Page 14 of Seven Oars

Page List

Font Size:

Daphne stopped crying.“Like worms?”

Alyesha let her arms drop, and they floated midair.“It’s going to be a long five weeks.”

*****

Everything, on every level and down to the smallest detail, was new and different. The packaged food. The microgravity. The alien pilots. The very fact of flying through space.

At times, Rosamma wondered if she’d dreamed this whole thing.

She liked to press her face to one of the small portholes and look out. No more Meeus in sight, but the stars blinked with cold, unwelcoming light against the blackness.

She imagined how silent it must be out there. Sound couldn’t travel through a vacuum. Neither could a living being survive out there. Still, she wished she could step outside and float among the stars. Even for a minute.

I am in a spaceship, flying through space.

Despite worries about her health and Ren’s, despite the uncertainty of her future and the presence of strict, unfriendly Rix, she found it… marvelous.

Her eyes drifted from the porthole and settled on Phex’s alien form that fascinated her even more than open space.

He was resting.

“Sleep” didn't quite capture what the Rix did to regenerate. It was more like a complete shutdown, a suspension of not just consciousness, but basic bodily functions like breathing. They looked dead when they did it, and it freaked the women out to no end.

For Rosamma, Phex’s stasis periods were the best moments. She could look her fill without worrying he might catch her looking.

With his brilliant eyes closed, his face wasn’t forbidding, just strange and beautiful, otherworldly and mysterious, like stars and planets scattered against the black swath beyond the porthole.

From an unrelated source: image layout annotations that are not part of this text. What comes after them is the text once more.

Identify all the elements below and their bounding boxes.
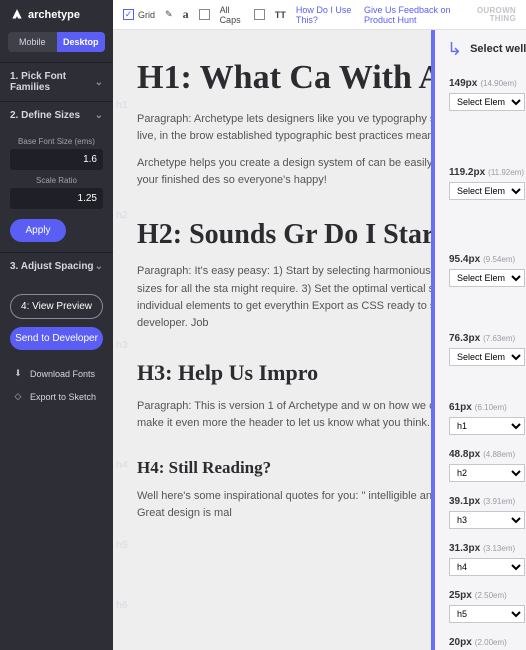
ghost-tag: h4 (116, 460, 128, 471)
how-link[interactable]: How Do I Use This? (296, 5, 354, 25)
grid-label: Grid (138, 10, 155, 20)
feedback-link[interactable]: Give Us Feedback on Product Hunt (364, 5, 467, 25)
export-sketch-action[interactable]: ◇ Export to Sketch (0, 385, 113, 408)
scale-row: 31.3px(3.13em)h4Lorem Ipsum (435, 539, 526, 576)
allcaps-label: All Caps (220, 5, 244, 25)
ghost-tag: h6 (116, 600, 128, 611)
scale-size-label: 31.3px(3.13em) (449, 543, 526, 554)
panel-title: Select well proportioned sizes for all y (470, 43, 526, 55)
scale-size-label: 48.8px(4.88em) (449, 449, 526, 460)
ghost-tag: h2 (116, 210, 128, 221)
section-label: 3. Adjust Spacing (10, 261, 94, 272)
element-select[interactable]: h1 (449, 417, 525, 435)
define-sizes-body: Base Font Size (ems) Scale Ratio Apply (0, 129, 113, 252)
ghost-tag: h1 (116, 100, 128, 111)
scale-size-label: 20px(2.00em) (449, 637, 526, 648)
scale-size-label: 39.1px(3.91em) (449, 496, 526, 507)
checkbox-checked-icon: ✓ (123, 9, 134, 20)
vendor-brand: OUROWNTHING (477, 7, 516, 23)
curve-arrow-icon: ↳ (447, 40, 462, 58)
apply-button[interactable]: Apply (10, 219, 66, 242)
section-label: 2. Define Sizes (10, 110, 80, 121)
section-pick-fonts[interactable]: 1. Pick Font Families ⌄ (0, 62, 113, 101)
scale-row: 95.4px(9.54em)Select ElementLore (435, 250, 526, 287)
element-select[interactable]: h3 (449, 511, 525, 529)
send-to-developer-button[interactable]: Send to Developer (10, 327, 103, 350)
scale-row: 20px(2.00em)h6Lorem Ipsum Dolor (435, 633, 526, 650)
tab-mobile[interactable]: Mobile (8, 32, 57, 52)
scale-size-label: 61px(6.10em) (449, 402, 526, 413)
element-select[interactable]: Select Element (449, 182, 525, 200)
tab-desktop[interactable]: Desktop (57, 32, 106, 52)
square-icon (254, 9, 265, 20)
element-select[interactable]: h2 (449, 464, 525, 482)
element-select[interactable]: h4 (449, 558, 525, 576)
tt-control[interactable]: TT (275, 10, 286, 20)
sidebar: archetype Mobile Desktop 1. Pick Font Fa… (0, 0, 113, 650)
scale-size-label: 149px(14.90em) (449, 78, 526, 89)
brand-logo-icon (10, 8, 24, 22)
eyedropper-tool[interactable]: ✎ (165, 9, 173, 20)
scale-size-label: 95.4px(9.54em) (449, 254, 526, 265)
action-list: ⬇ Download Fonts ◇ Export to Sketch (0, 362, 113, 408)
brand-name: archetype (28, 9, 80, 21)
scale-row: 48.8px(4.88em)h2Lorem Ip (435, 445, 526, 482)
section-label: 1. Pick Font Families (10, 71, 95, 93)
topbar: ✓ Grid ✎ a All Caps TT How Do I Use This… (113, 0, 526, 30)
eyedropper-icon: ✎ (165, 9, 173, 20)
scale-row: 76.3px(7.63em)Select ElementLorem (435, 329, 526, 366)
scale-size-label: 76.3px(7.63em) (449, 333, 526, 344)
chevron-down-icon: ⌄ (95, 261, 103, 272)
panel-header: ↳ Select well proportioned sizes for all… (435, 30, 526, 74)
scale-ratio-input[interactable] (10, 188, 103, 209)
scale-row: 61px(6.10em)h1Lorem (435, 398, 526, 435)
section-adjust-spacing[interactable]: 3. Adjust Spacing ⌄ (0, 252, 113, 280)
scale-size-label: 119.2px(11.92em) (449, 167, 526, 178)
ghost-tag: h3 (116, 340, 128, 351)
scale-panel: ↳ Select well proportioned sizes for all… (431, 30, 526, 650)
scale-row: 119.2px(11.92em)Select ElementLore (435, 163, 526, 200)
square-icon (199, 9, 210, 20)
section-define-sizes[interactable]: 2. Define Sizes ⌄ (0, 101, 113, 129)
chevron-down-icon: ⌄ (95, 77, 103, 88)
element-select[interactable]: h5 (449, 605, 525, 623)
action-label: Export to Sketch (30, 392, 96, 402)
base-size-input[interactable] (10, 149, 103, 170)
color-swatch[interactable] (199, 9, 210, 20)
view-preview-button[interactable]: 4: View Preview (10, 294, 103, 319)
scale-size-label: 25px(2.50em) (449, 590, 526, 601)
scale-row: 149px(14.90em)Select ElementLo (435, 74, 526, 111)
grid-toggle[interactable]: ✓ Grid (123, 9, 155, 20)
action-label: Download Fonts (30, 369, 95, 379)
scale-row: 39.1px(3.91em)h3Lorem Ips (435, 492, 526, 529)
scale-row: 25px(2.50em)h5Lorem Ipsum D (435, 586, 526, 623)
ghost-tag: h5 (116, 540, 128, 551)
download-fonts-action[interactable]: ⬇ Download Fonts (0, 362, 113, 385)
scale-ratio-label: Scale Ratio (10, 176, 103, 185)
main-area: ✓ Grid ✎ a All Caps TT How Do I Use This… (113, 0, 526, 650)
allcaps-toggle[interactable] (254, 9, 265, 20)
device-tabs: Mobile Desktop (8, 32, 105, 52)
chevron-down-icon: ⌄ (95, 110, 103, 121)
download-icon: ⬇ (12, 368, 24, 379)
export-icon: ◇ (12, 391, 24, 402)
font-style-a[interactable]: a (183, 7, 189, 22)
element-select[interactable]: Select Element (449, 93, 525, 111)
element-select[interactable]: Select Element (449, 269, 525, 287)
base-size-label: Base Font Size (ems) (10, 137, 103, 146)
element-select[interactable]: Select Element (449, 348, 525, 366)
brand-row: archetype (0, 0, 113, 32)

She tried to imagine what it would feel like to have him look back at her—and immediately dismissed any such thoughts. If he ever did, she would see disgust in his eyes. Or worse, pity. It would break the fragile illusion that had somehow taken root in her mind.

And that was all she had, her illusion. Once they reached Priss, Phex would leave, and she would never see him again.

“Who’s next for the bathroom?” Fawn’s shrill voice pulled Rosamma out of her daydream.

At the deck, Aris winced and muttered something.

Aris never interacted with the women. Their mannerisms, what they ate, their language and laughter—he despised all of it. Such a stuck-up man. Striving zealously to imitate his Lieutenant, he ended up being more strict, more abrupt, and more unbending than Phex, as if that were even possible.

“It’s me. I’m next.”

Rosamma floated through the open hatch and squeezed into the narrow bathroom stall. Using sanitary napkins, she cleaned herself and rubbed dry shampoo into her long hair.

She’d thought about cutting it short for convenience. Her hair was not as thick and lustrous as Alyesha’s dark mane or as wild as Fawn’s wheat-colored curls, but her long braid was the color of moonlight, so pale a blond it shimmered in the sun.

It was unusual, like many of her features, but in a good way. She clung to her braid as a symbol of conventional womanhood.

When Rosamma emerged, Fawn and Mara had already prepared their food packs. Their entire dinner affair was strange and floating, but they found comfort in recreating familiar rituals.

“Close the hatch,” Alyesha instructed Rosamma after she helped fetch water pouches.

Rosamma complied.

The women’s food intake perplexed the Rix. The quantities they consumed were astonishingly large by the aliens’standards. The rationed amounts of freeze-dried poultry livers and tubes of tomato soup, barely enough to fill up the smallest of the women, elicited a stupefied reaction from their alien carers. They didn’t laugh and point fingers, but it sure felt like they wanted to.

In reality, the massive Rix males required only a fraction of what a human would need to survive.

Another glaring distinction between their bodily functions was the fact that Rix didn’t drink. Whether that trait made them superior was debatable, but since Rix consumed their liquids through food, their bodies processed it differently. So, the physicality of the women needing to use the bathroom had the aliens’heads spinning. Because they themselves didn’t pee.

Rosamma had known that, from sharing her house with Lyle and his human mate, Cricket. So she wasn’t quite as unsettled by the fact. Still, she felt the Rix’s veiled disgust as keenly as the others.